I'm writing some quantitative marketing research software, and have a bit of a "blind leading blind" situation at work.
I'm not really used to writing web apps or configuring servers; most of the code I write is intended to be executed by me only, on my machine. The boss says that the time has come for nice web interfaces an enterprise-wide scale pilot of one of my research projects, and it's up to me to specify the architecture. The company's server guys are only really used to vanilla LAMP stacks and are eager to help, but are relying on me for direction. (?!)
Here's what I'm trying to get done:
- Put some products and customer emails in a purpose-built databse.
- Choose some subset of customer emails and some products from the database.
- Choose some products and create related survey webpages.
- Send emails to the customers asking them to do a survey.
- Record their survey answers.
- Analyse the answers.
- Present the answers in a web interface.
The analysis and the interface is very industry-specific, and there are no third-party providers of such market research software, hence the DIY.

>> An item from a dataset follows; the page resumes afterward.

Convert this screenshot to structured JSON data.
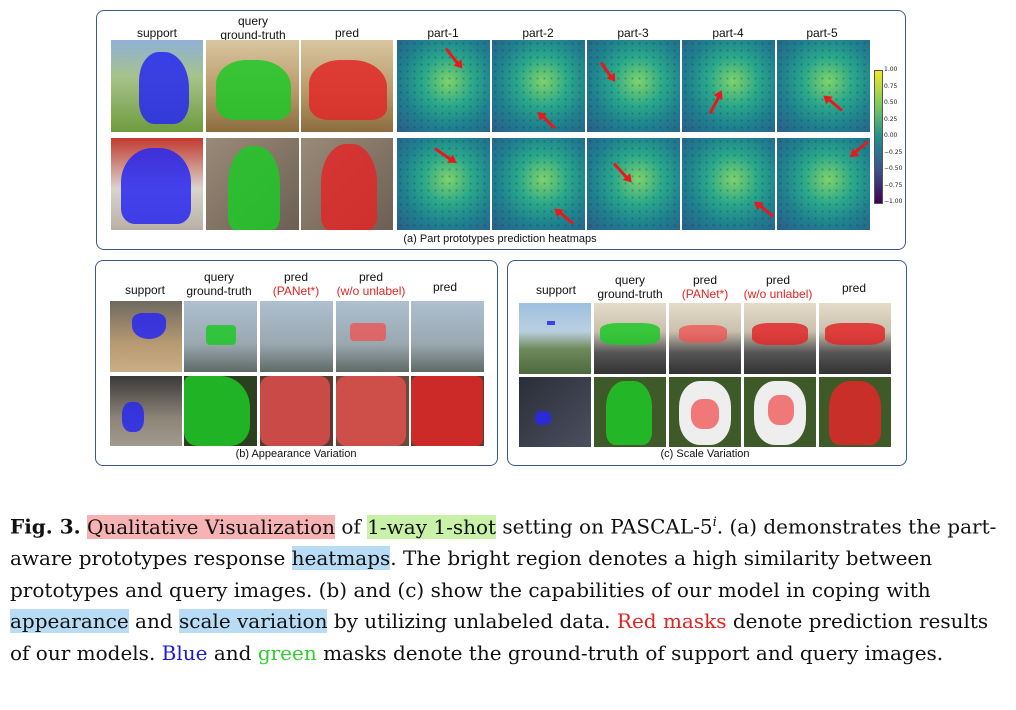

Here's how I proposed to do it:
- Web interface for product and email insertion hosted on company intranet. Database to only accept internal connections. Probably python script on the server to actually do the data insertion, because a lot of error checking and other product-related processing has to happen first and I don't want to do that in php.
- Access email addresses in database and create emails requesting survey participation. Again, write this in python. Interface with Amazon SES for the bulk mail delivery. I'm the only one with execute access to this script. Do this on my PC.
- Create surveys (on my PC). Dump survey content manually to a rented Azure stack that I'll call VM1 via sFTP. Should I be using nginx for this stack? The server guy only has config experience with Apache. The VM has to cope with 10k connections per hour for the days the emails go out (of course, I'll start slow and monitor it).
- Serve survey html pages, using php to serve up the right content to the right people depending on the hashed survey id variable they pass. Write survey responses to database stored in another Azure VM (called "VM2") using php. Access via a VPN tunnel between the two VMs.
- After a few days, read survey responses via another VM running R. (VPN tunnel from VM2 to VM3). After loading data in R, close VPN tunnel to isolate VM3. Still on VM3, process using R, and serve this up via nginx, php, and a javascript charting module addon through an SSL connection to other interested people at the company.
Am I proposing anything really stupid in that list? Is segregating the database in a separate VM adding any security or am I just fooling myself?